便器と思っていたのは、ただの椅子だった。しかし、もう間に合わなかった。座面に置いてあるクッションに放尿した。(染み込ませるようにした。)
僕の小便は緑色をしていて、クッションもその色に染まった。
用を足し終え、勉強部屋に戻った僕は、椅子のクッションがなくなっているのに気づいた。あれは、そうだったのだ。さきほどのクッション‥‥すっかり色が変わってしまった。
椅子は、もともとなかった。ステージにかぶりつくようにして、僕たちは立っていた。青い帽子に、背中の大きく開いたドレス。ピアニストはあらわれた。

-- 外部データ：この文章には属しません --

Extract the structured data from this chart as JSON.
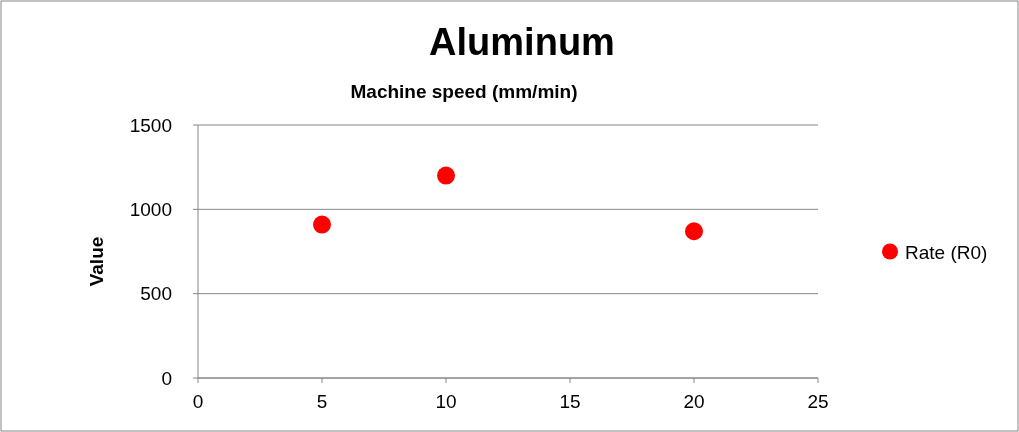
{
  "chart_data": {
    "type": "scatter",
    "title": "Aluminum",
    "xlabel": "Machine speed (mm/min)",
    "ylabel": "Value",
    "x": [
      5,
      10,
      20
    ],
    "series": [
      {
        "name": "Rate (R0)",
        "color": "#ff0000",
        "values": [
          910,
          1200,
          870
        ]
      }
    ],
    "xlim": [
      0,
      25
    ],
    "xticks": [
      0,
      5,
      10,
      15,
      20,
      25
    ],
    "ylim": [
      0,
      1500
    ],
    "yticks": [
      0,
      500,
      1000,
      1500
    ],
    "grid": "y",
    "legend": "right",
    "marker": "circle"
  }
}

僕が声をかける前に、こちらに気づいた。「ハワユー?」向こうから挨拶してきた。
近づいてきた。
それからは、ずっと日本語だった。いつの間に覚えたのだろう。「勉強してたんだね」
「勉強してたのよ」
ステージ上にピアノはなかった。
「今日は演奏しないの?」と僕は訊いた。「しないよ」とピアニストは答え、後ろを向いた。背中に3本の太い毛が生えているのが見えた。

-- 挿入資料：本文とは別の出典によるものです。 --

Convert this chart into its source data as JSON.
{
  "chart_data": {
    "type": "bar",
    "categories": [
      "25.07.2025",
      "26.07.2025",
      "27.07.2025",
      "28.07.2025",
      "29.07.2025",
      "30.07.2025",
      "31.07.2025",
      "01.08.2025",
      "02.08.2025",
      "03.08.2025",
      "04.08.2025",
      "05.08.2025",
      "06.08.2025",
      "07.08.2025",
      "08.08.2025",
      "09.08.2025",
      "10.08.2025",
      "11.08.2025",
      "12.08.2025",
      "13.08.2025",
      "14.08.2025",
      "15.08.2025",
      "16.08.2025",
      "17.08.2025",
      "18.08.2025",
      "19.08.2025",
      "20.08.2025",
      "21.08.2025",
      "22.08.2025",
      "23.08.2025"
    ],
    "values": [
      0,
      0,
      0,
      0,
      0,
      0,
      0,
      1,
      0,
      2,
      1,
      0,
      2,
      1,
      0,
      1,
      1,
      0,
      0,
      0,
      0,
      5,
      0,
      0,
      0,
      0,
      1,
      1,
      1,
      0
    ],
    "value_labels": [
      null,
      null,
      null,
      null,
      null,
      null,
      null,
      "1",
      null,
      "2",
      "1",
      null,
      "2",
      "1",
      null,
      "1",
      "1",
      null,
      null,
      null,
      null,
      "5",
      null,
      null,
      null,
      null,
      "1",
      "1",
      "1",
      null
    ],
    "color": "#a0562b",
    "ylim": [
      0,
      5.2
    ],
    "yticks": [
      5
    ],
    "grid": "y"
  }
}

男はドアをノックしたりチャイムを鳴らしたりする代わりに歌を歌った。バリトンの美声だった。その歌声をいつまでも聴いていたくて僕はドアを開けなかったのである‥‥
「僕のために歌ってくれているの?」違うのか。違う‥‥
1曲歌い終わると男は帰った。最後までチャイムは鳴らなかった。そのあとで僕はドアを開けた。そこにはまだ別の男の人が残っていた。彼は僕に割り箸を1本渡してから、去っていった。
窓に貼られた大きなポスターに向かって僕は話しかけている。ポスターはラジオのパーソナリティの声で返事をする。
「辞めちゃうって聞いたよ、どうして?」
「番組が終わるのよ‥‥」
ポスターは雪の中で行われるマラソン大会のものだ。いや、もう行われたのだ。ラジオのパーソナリティの女性も参加した。滑って転んだ僕。それはだいぶ前のことだ。